Bernie Sanders to rally in Colorado Springs for Hillary Clinton

Gage Skidmore

 

Bernie Sanders plans to campaign in Colorado Springs on Saturday to rally support for Hillary Clinton.

“At an afternoon Get Out the Vote rally in Colorado Springs, he will contrast Clinton’s plan to build an economy that works for everyone, not just those at the top, with Donald Trump’s plans, which would benefit himself and millionaires and billionaires like him,” Clinton’s Colorado campaign said in a statement.

At the rally, Sanders also plans to talk about Clinton’s effort to raise the minimum wage to a “living wage, combat climate change and move to sustainable energy, make public colleges and universities tuition free, and end a broken criminal justice system,” the campaign said. “Most importantly, he will emphasize the need to defeat Trump and make Clinton our next president.”

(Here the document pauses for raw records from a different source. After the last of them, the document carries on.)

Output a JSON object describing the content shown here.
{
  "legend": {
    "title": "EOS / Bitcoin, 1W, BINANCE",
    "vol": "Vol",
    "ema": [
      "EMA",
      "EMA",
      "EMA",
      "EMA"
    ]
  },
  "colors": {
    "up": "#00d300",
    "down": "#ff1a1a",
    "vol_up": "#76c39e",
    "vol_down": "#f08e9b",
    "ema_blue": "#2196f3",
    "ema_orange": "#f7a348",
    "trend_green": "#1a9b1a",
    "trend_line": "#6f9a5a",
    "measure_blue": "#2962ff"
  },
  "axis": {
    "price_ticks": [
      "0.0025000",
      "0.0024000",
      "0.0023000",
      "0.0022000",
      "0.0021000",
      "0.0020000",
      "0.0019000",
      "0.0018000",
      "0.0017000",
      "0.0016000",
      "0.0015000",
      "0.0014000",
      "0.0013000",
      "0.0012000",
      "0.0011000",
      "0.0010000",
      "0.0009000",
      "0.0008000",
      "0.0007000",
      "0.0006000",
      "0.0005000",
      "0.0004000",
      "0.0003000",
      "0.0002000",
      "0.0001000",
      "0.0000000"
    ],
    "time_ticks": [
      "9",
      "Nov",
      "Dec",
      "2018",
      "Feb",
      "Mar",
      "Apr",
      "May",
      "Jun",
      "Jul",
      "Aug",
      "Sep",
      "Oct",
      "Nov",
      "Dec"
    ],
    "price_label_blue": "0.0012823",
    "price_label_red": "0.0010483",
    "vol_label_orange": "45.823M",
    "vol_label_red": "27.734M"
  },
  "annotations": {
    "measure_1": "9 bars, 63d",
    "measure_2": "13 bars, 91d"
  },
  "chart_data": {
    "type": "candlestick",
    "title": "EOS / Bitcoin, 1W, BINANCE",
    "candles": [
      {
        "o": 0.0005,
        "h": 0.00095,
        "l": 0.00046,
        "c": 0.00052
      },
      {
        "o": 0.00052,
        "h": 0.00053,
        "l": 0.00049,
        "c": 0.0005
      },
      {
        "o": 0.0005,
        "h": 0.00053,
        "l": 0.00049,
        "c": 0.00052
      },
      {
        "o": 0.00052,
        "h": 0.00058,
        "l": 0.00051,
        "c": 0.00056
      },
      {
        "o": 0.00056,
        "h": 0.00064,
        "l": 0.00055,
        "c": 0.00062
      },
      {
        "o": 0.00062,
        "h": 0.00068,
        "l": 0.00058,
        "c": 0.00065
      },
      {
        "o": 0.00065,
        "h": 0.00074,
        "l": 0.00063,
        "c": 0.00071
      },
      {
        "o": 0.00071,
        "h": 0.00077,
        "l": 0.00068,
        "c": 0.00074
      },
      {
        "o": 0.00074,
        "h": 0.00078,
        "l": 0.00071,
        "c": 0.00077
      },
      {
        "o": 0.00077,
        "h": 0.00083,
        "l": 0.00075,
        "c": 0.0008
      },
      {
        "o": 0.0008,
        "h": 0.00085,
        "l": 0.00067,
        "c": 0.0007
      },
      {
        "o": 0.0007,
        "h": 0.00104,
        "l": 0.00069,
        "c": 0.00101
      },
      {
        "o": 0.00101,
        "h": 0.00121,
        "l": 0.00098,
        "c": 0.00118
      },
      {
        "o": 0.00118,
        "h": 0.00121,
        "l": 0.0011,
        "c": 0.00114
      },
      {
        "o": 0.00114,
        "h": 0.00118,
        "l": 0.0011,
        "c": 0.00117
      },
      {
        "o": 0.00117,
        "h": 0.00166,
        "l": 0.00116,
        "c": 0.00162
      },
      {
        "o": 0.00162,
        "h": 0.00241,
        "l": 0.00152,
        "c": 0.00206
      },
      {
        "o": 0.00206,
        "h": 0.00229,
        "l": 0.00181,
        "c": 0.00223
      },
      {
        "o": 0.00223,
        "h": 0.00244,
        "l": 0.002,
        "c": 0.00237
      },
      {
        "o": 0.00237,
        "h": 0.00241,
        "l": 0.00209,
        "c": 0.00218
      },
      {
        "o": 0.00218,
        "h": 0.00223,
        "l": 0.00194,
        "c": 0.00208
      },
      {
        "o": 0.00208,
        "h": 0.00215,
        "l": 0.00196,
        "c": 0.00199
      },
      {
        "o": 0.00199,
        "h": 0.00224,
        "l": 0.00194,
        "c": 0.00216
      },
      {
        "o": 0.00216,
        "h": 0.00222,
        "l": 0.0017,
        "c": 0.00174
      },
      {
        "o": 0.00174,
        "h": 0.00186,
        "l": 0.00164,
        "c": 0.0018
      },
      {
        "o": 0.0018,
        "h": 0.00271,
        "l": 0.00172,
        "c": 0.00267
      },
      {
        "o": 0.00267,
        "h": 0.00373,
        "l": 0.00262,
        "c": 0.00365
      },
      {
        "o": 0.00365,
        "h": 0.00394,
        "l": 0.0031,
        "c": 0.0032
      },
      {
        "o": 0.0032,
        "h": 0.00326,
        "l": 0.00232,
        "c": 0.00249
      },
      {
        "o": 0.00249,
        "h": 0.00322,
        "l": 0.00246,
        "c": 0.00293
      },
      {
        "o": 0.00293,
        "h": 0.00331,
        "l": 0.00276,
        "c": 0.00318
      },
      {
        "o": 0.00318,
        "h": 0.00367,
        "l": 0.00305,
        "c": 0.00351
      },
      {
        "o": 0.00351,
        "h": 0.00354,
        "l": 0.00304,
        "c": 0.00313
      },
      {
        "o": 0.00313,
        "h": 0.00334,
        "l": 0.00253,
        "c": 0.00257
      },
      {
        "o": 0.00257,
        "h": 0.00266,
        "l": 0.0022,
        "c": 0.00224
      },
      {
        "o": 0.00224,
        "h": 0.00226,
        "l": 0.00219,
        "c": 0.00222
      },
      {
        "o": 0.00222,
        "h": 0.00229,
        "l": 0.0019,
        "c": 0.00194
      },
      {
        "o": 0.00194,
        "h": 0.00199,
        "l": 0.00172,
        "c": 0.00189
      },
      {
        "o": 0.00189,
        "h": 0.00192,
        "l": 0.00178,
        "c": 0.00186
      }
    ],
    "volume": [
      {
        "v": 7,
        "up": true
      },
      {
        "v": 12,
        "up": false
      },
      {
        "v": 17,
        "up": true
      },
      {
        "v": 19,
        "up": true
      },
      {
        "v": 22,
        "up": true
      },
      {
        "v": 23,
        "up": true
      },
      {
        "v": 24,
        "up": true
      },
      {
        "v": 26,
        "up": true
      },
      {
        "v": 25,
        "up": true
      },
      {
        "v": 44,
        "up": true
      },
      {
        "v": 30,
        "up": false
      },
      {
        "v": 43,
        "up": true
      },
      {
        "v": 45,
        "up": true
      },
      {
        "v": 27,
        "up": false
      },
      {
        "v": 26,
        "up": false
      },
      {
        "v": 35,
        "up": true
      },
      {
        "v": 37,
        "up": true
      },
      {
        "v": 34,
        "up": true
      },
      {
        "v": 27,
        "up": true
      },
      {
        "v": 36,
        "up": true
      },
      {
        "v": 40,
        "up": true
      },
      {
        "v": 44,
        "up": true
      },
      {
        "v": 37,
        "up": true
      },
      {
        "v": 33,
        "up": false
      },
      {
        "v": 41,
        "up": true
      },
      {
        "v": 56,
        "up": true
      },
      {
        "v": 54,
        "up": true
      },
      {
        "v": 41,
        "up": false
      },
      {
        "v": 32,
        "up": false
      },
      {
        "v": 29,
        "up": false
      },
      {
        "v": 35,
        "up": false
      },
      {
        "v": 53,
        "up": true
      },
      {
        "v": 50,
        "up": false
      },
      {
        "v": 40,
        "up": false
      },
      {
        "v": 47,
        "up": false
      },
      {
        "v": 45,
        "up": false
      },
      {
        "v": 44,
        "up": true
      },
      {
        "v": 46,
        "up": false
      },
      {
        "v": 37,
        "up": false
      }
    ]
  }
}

Colorado Springs is one of the most conservative areas in Colorado.

But in February, more than 100 Sanders supporters packed into a downtown theater just to hear a Sanders field director explain the campaign’s Colorado strategy.

And a local political newcomer running a competitive campaign for a seat on the El Paso County Commission, Electra Johnson, got in the race while caucusing for Sanders in Colorado Springs.

“If it wasn’t for Bernie I wouldn’t be running,” she told The Colorado Independent in a recent story about her race.

The El Paso County Commission has not had a Democrat on the board since the 1970s.

Johnson said she is following Sanders’ lead by supporting Clinton for president.

Sanders will be at the Edith Kinney Gaylord Cornerstone Art Center at Colorado College, 825 N Cascade Ave., from 3:30 p.m. to 5:30 p.m. Click here or here for more details.

Donald Trump and his running mate Mike Pence have held three rallies apiece in Colorado Springs since July. Bill Clinton has rallied in the Springs, but Hillary Clinton has not. Last month she held a rally in Pueblo, about an hour south.

In the March caucuses in Colorado, Sanders beat Clinton by about 19 points.